(1) set iptables for startup # sysv-rc-conf -- level2345iptableson (2) basic command of iptables 1. list the current iptables policies and rules # iptables-L-n: displayed in numbers # iptables-L-v: print detailed information 2. allow an established connection to receive data iptables
(1) set startupIptables
# Sysv-rc-conf -- level 2345 iptables on
(2) Basic iptables commands
1. list the current iptables policies and rules
# Iptables-L-n
-N: displayed in numbers
# Iptables-L-v
-V: print detailed information.
2. allow a established connection to receive data
Iptables-a input-m state -- state ESTABLISHED, RELATED-jACCEPT
3.Open port 22 (default port for SSH). you need to tell iptables to allow all TCP packets with the target port 22 to pass through
Iptables-a input-p tcp-I eth0 -- dport ssh-j ACCEPT
Note: ssh indicates 22. all services that can be found in/etc/services can be used in this way.
4. add a policy. A policy is also a rule. when all rules do not match, the "policy" of the chain is used"

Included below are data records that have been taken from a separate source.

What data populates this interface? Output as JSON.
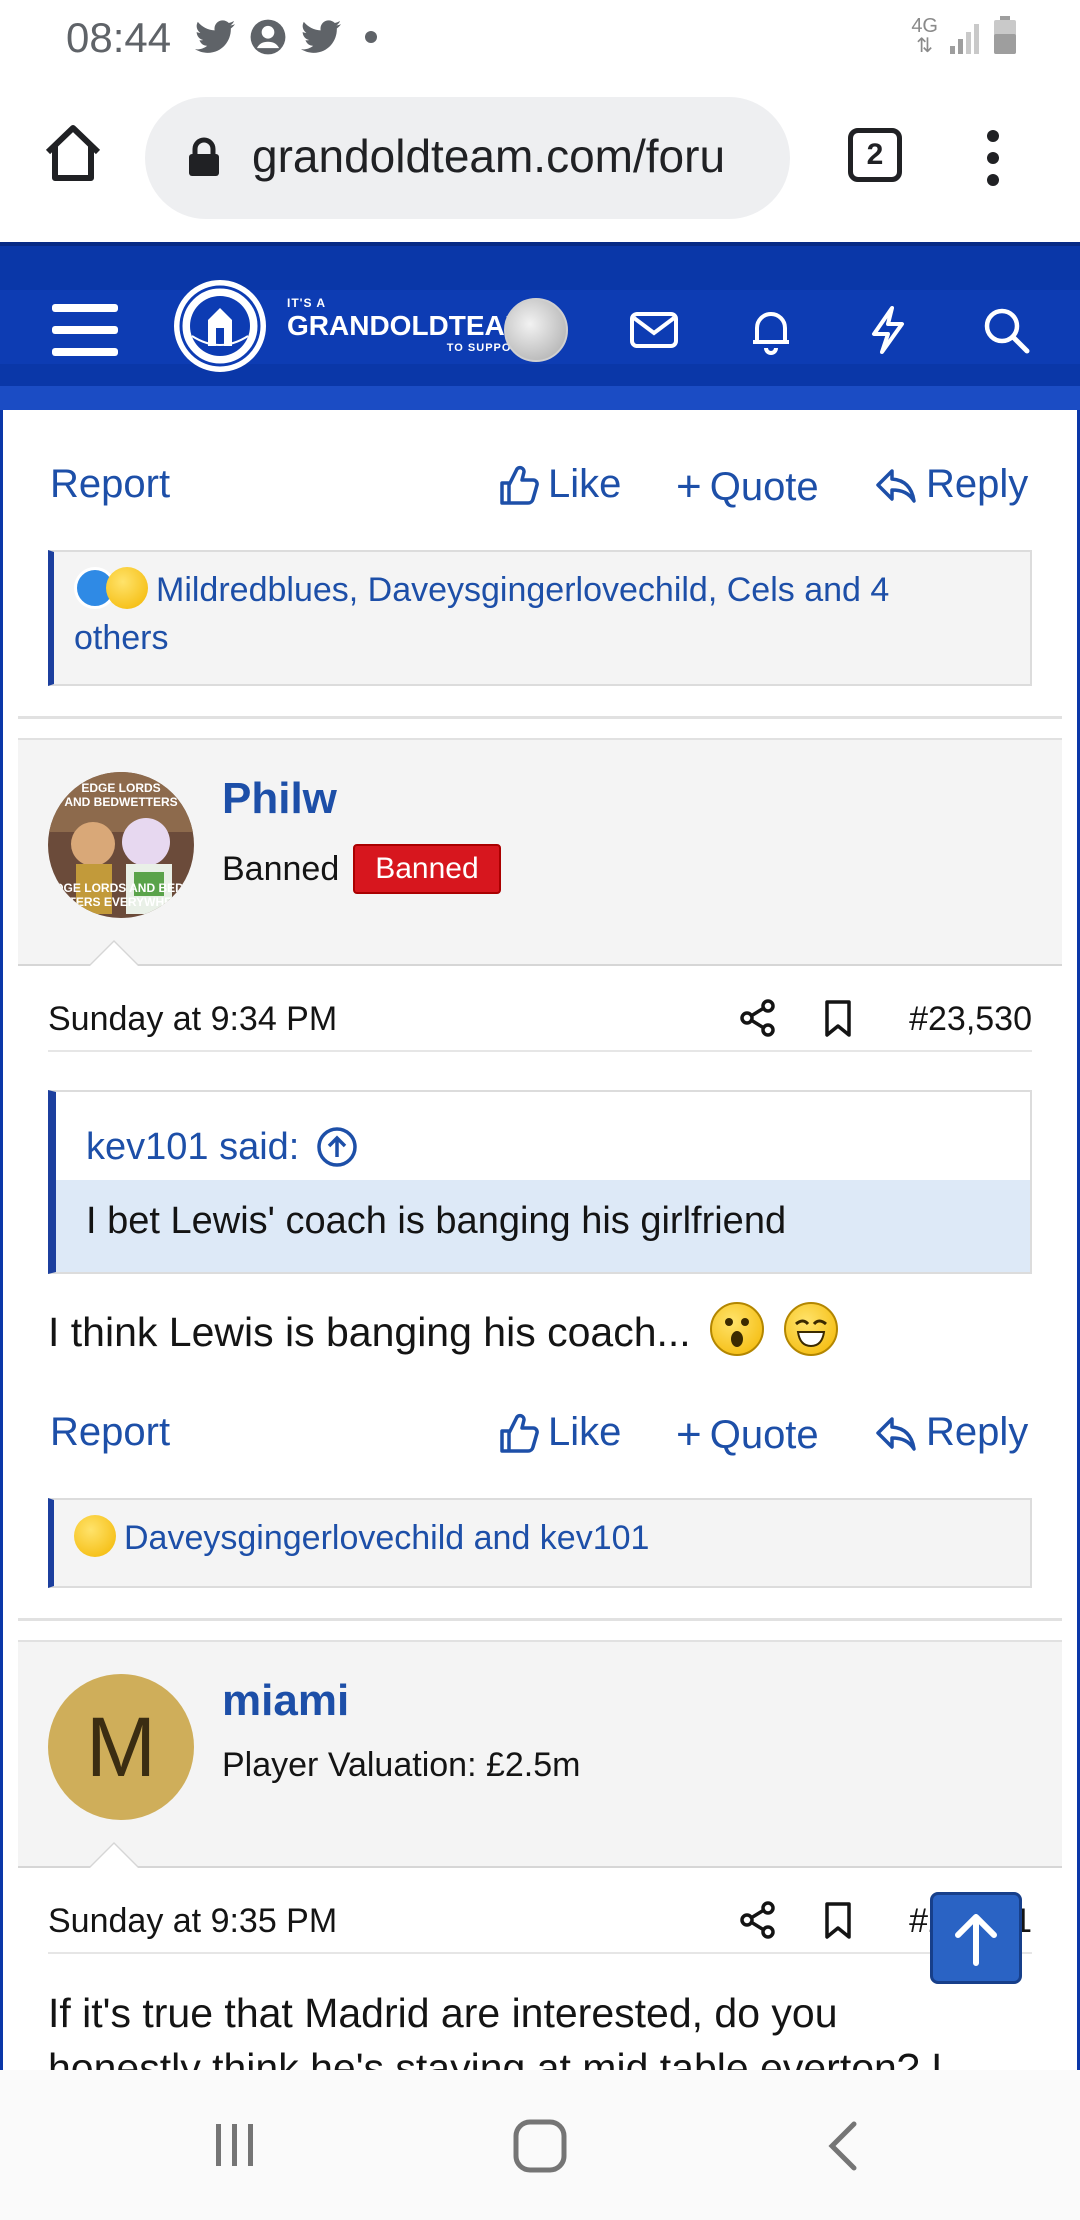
{
  "status_bar": {
    "time": "08:44",
    "network": "4G"
  },
  "browser": {
    "url": "grandoldteam.com/foru",
    "tab_count": "2"
  },
  "site_header": {
    "logo_top": "IT'S A",
    "logo_main": "GRANDOLDTEAM",
    "logo_sub": "TO SUPPORT"
  },
  "actions": {
    "report": "Report",
    "like": "Like",
    "quote": "Quote",
    "reply": "Reply"
  },
  "post_prev": {
    "reactions_line1": "Mildredblues, Daveysgingerlovechild, Cels and 4",
    "reactions_line2": "others"
  },
  "post1": {
    "username": "Philw",
    "user_title": "Banned",
    "badge": "Banned",
    "avatar_caption_top": "EDGE LORDS AND BEDWETTERS",
    "avatar_caption_bottom": "EDGE LORDS AND BEDWETTERS EVERYWHERE",
    "date": "Sunday at 9:34 PM",
    "post_number": "#23,530",
    "quote_author": "kev101 said:",
    "quote_text": "I bet Lewis' coach is banging his girlfriend",
    "message": "I think Lewis is banging his coach...",
    "reactions": "Daveysgingerlovechild and kev101"
  },
  "post2": {
    "username": "miami",
    "avatar_letter": "M",
    "user_title": "Player Valuation: £2.5m",
    "date": "Sunday at 9:35 PM",
    "post_number": "#23,531",
    "message_line1": "If it's true that Madrid are interested, do you",
    "message_line2": "honestly think he's staying at mid table everton? I"
  },
  "colors": {
    "header_blue": "#0a37a8",
    "link_blue": "#1d4fa8",
    "banned_red": "#d7161e",
    "avatar_m": "#cfae5a"
  }
}
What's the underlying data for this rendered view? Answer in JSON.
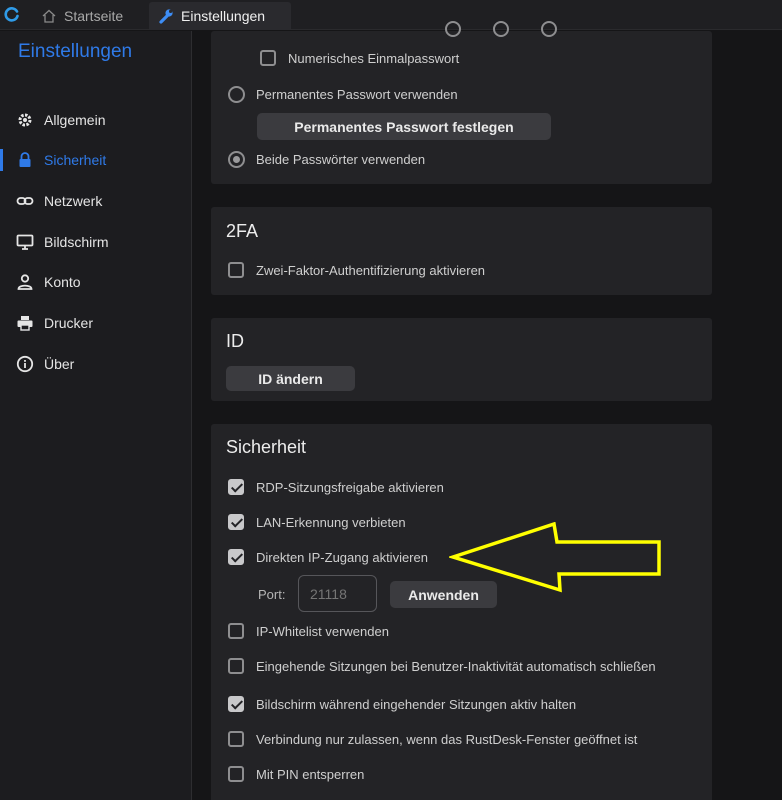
{
  "tabs": [
    {
      "label": "Startseite",
      "icon": "home-icon"
    },
    {
      "label": "Einstellungen",
      "icon": "wrench-icon"
    }
  ],
  "sidebar": {
    "title": "Einstellungen",
    "items": [
      {
        "label": "Allgemein",
        "icon": "gear-icon"
      },
      {
        "label": "Sicherheit",
        "icon": "lock-icon",
        "active": true
      },
      {
        "label": "Netzwerk",
        "icon": "link-icon"
      },
      {
        "label": "Bildschirm",
        "icon": "monitor-icon"
      },
      {
        "label": "Konto",
        "icon": "user-icon"
      },
      {
        "label": "Drucker",
        "icon": "printer-icon"
      },
      {
        "label": "Über",
        "icon": "info-icon"
      }
    ]
  },
  "password": {
    "otp_label": "Numerisches Einmalpasswort",
    "otp_checked": false,
    "permanent_radio": "Permanentes Passwort verwenden",
    "permanent_button": "Permanentes Passwort festlegen",
    "both_radio": "Beide Passwörter verwenden",
    "selected": "both"
  },
  "twofa": {
    "title": "2FA",
    "enable_label": "Zwei-Faktor-Authentifizierung aktivieren",
    "enabled": false
  },
  "id_section": {
    "title": "ID",
    "change_button": "ID ändern"
  },
  "security": {
    "title": "Sicherheit",
    "options": [
      {
        "label": "RDP-Sitzungsfreigabe aktivieren",
        "checked": true
      },
      {
        "label": "LAN-Erkennung verbieten",
        "checked": true
      },
      {
        "label": "Direkten IP-Zugang aktivieren",
        "checked": true
      },
      {
        "label": "IP-Whitelist verwenden",
        "checked": false
      },
      {
        "label": "Eingehende Sitzungen bei Benutzer-Inaktivität automatisch schließen",
        "checked": false
      },
      {
        "label": "Bildschirm während eingehender Sitzungen aktiv halten",
        "checked": true
      },
      {
        "label": "Verbindung nur zulassen, wenn das RustDesk-Fenster geöffnet ist",
        "checked": false
      },
      {
        "label": "Mit PIN entsperren",
        "checked": false
      }
    ],
    "port_label": "Port:",
    "port_placeholder": "21118",
    "apply_button": "Anwenden"
  },
  "colors": {
    "accent": "#2f7ae8",
    "annotation_arrow": "#ffff00",
    "background": "#151517",
    "card": "#232326"
  }
}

Chain: INPUT, PREROUTING, FORWARD, POSTROUTING, OUTPUT
The default value of the chain policy is ACCEPT.
Table: filter (default), nat, and mangle.
# Iptables-P INPUT DROP
# Iptables-P OUTPUT ACCEPT
# Iptables-P FORWARD DROP
----------------------------------------------------
Root @ patrick :~ # Iptables-L-n
Chain INPUT (policy DROP)
TargetProt opt source Destination
ACCEPTIcmp --0.0.0.0/0 0.0.0.0/0
ACCEPTTcp--0.0.0.0/0 0.0.0.0/0 Tcpdpt: 22
Chain FORWARD (policy DROP)
TargetProt opt source Destination
Chain OUTPUT (policy ACCEPT)
TargetProt opt source Destination
ACCEPTTcp--0.0.0.0/0 0.0.0.0/0 Tcpspt: 22
----------------------------------------------------
5. enable the packet forwarding function
Forward intranet FTP requests to a host on the Internet.
Iptables-t nat-a prerouting-p tcp-dport 21-j DNAT -- to-dest10.25.1.7: 21
View:
# Iptables-L-t nat
To implement packet forwarding, you also need to edit the kernel parameters.
# Cat/proc/sys/net/ipv4/ip_forward
0
Packet forwarding is disabled by default. So you need to open it. Edit/etc/sysctl. conf and run sysctl-p.
(3) rules for saving iptables
Step 1) save the current iptables rule to the file.
# Iptables-save>/etc/iptables. up. rules
Step 2) enable iptables recovery upon startup. Add the following line to the end of the file '/etc/network/interfaces.
Pre-up iptables-restore </etc/iptables. up. rules
(4) disable the firewall
Iptables-F
It seems that there is no command like service iptablesstop in Ubuntu to suspend iptables. You can only disable iptables (firewall) in this way ).
Before using the rule, make sure that the rule is backed up in a file.